Presiding Judge Jerome M. Winsberg said defense attorneys Rachel Conner and Jim Boren may use a statement a former Angola inmate, Richard Domingue, gave to investigators about a discussion of the slaying he had with inmate Barry Edge.

Domingue claimed Edge, who is scheduled for trial in January in the slaying of Knapps, said he was among six inmates who plotted an escape from Angola’s Camp D, but the group did not intend to kill any security officers, Conner said.

According to Domingue’s statement, Edge and codefendant Jeffrey Clark decided at the last moment to kill Knapps when he resisted their efforts to take his keys, radio and uniform, Conner said.

Conner said the statement, although it is hearsay evidence, should be admitted because it goes to the heart of Mathis’ defense: that he was a lookout for the conspirators and had no intent to kill Knapps.

Over prosecution objections, Winsberg said, he would allow defense attorneys to use the statement in the trial, but he asked both sides for suggestions on any qualifying statements he should make to the jury about the statement’s hearsay nature.

Defense attorneys also are having a handwriting expert judge the validity of a letter purportedly written by Edge in which inmate Joel Durham, rather than Clark, is identified as the person who joined Edge to make a snap decision to kill Knapps.

The judge and attorneys refer to the letter as a “kite,” prison slang for a letter written by one inmate but mailed by another.

Durham was killed when the prison tactical team stormed the building to free two hostages.
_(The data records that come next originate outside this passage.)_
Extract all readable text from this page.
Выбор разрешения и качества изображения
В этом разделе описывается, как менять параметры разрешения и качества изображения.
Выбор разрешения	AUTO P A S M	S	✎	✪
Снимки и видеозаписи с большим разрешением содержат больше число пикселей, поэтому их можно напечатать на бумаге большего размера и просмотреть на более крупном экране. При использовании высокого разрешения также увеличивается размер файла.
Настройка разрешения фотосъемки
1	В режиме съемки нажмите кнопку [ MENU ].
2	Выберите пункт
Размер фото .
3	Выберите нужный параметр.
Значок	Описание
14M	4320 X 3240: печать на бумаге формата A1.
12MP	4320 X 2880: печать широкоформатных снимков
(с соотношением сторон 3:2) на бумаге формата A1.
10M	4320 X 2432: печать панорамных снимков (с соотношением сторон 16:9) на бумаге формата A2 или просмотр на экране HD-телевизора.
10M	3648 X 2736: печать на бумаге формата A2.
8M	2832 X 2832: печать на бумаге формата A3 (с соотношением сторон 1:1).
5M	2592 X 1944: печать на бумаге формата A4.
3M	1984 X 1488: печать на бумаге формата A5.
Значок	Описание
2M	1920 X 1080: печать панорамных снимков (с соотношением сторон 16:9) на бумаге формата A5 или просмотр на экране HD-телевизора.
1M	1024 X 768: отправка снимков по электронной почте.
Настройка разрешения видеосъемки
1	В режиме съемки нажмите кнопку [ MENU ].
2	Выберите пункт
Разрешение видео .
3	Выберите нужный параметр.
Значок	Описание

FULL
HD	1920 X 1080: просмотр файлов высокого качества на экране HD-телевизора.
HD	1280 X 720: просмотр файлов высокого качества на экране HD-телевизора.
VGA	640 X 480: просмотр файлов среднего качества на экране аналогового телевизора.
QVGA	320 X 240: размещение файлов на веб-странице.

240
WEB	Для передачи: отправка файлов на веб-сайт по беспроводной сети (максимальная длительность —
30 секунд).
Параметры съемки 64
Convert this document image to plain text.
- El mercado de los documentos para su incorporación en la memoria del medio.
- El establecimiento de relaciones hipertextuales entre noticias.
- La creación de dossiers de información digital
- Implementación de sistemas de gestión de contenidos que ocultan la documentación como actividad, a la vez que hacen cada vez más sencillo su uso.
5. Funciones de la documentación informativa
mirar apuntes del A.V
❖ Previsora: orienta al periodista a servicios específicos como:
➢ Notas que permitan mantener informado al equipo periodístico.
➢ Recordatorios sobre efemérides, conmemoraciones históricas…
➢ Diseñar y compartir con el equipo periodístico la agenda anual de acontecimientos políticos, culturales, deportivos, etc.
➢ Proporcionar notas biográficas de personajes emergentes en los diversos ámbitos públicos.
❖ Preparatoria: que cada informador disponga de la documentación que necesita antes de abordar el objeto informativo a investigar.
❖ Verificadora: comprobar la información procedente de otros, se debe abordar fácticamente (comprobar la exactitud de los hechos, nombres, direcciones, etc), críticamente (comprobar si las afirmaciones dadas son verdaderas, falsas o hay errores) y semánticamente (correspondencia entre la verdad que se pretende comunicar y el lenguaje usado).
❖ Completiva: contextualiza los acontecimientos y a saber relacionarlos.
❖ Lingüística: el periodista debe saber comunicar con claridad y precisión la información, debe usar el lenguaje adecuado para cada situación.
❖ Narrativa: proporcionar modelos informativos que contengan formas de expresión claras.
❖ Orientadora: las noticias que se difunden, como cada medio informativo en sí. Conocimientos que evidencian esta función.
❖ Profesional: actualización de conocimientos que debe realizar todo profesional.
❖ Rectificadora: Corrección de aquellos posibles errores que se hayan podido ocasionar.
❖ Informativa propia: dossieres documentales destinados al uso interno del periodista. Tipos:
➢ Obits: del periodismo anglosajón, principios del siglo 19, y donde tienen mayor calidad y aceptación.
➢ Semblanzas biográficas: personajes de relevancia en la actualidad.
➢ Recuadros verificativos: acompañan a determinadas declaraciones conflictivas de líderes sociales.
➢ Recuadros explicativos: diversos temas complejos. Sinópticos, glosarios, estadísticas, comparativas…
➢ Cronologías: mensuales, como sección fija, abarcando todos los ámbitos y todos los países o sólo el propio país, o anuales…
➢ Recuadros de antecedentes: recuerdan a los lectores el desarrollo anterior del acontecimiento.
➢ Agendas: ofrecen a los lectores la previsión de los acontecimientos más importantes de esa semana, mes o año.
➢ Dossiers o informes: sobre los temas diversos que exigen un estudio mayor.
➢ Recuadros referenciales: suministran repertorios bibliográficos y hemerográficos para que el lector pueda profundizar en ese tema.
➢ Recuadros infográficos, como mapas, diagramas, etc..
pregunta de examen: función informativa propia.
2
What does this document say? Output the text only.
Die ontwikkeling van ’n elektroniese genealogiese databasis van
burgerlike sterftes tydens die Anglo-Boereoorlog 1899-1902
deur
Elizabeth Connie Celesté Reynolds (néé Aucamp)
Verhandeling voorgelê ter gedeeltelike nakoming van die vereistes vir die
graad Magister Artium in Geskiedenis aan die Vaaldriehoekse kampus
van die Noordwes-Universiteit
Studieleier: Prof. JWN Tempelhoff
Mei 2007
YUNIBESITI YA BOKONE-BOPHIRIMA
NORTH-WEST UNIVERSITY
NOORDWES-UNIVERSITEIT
Mathis was shot in the face.

Winsberg also allowed Boren and Conner to subpoena four out-of-state witnesses in addition to the 16 witnesses that indigent defendants are allowed by law at state expense.

In arguing for the additional witnesses, Boren disclosed that part of their defense would be that some prison security officers were involved in the escape plot.

While arguing for the admissibility of Domingue’s statement, Conner also said a prison officer was supposed to supply a getaway car to the inmates after they walked out of the camp, posing as guards.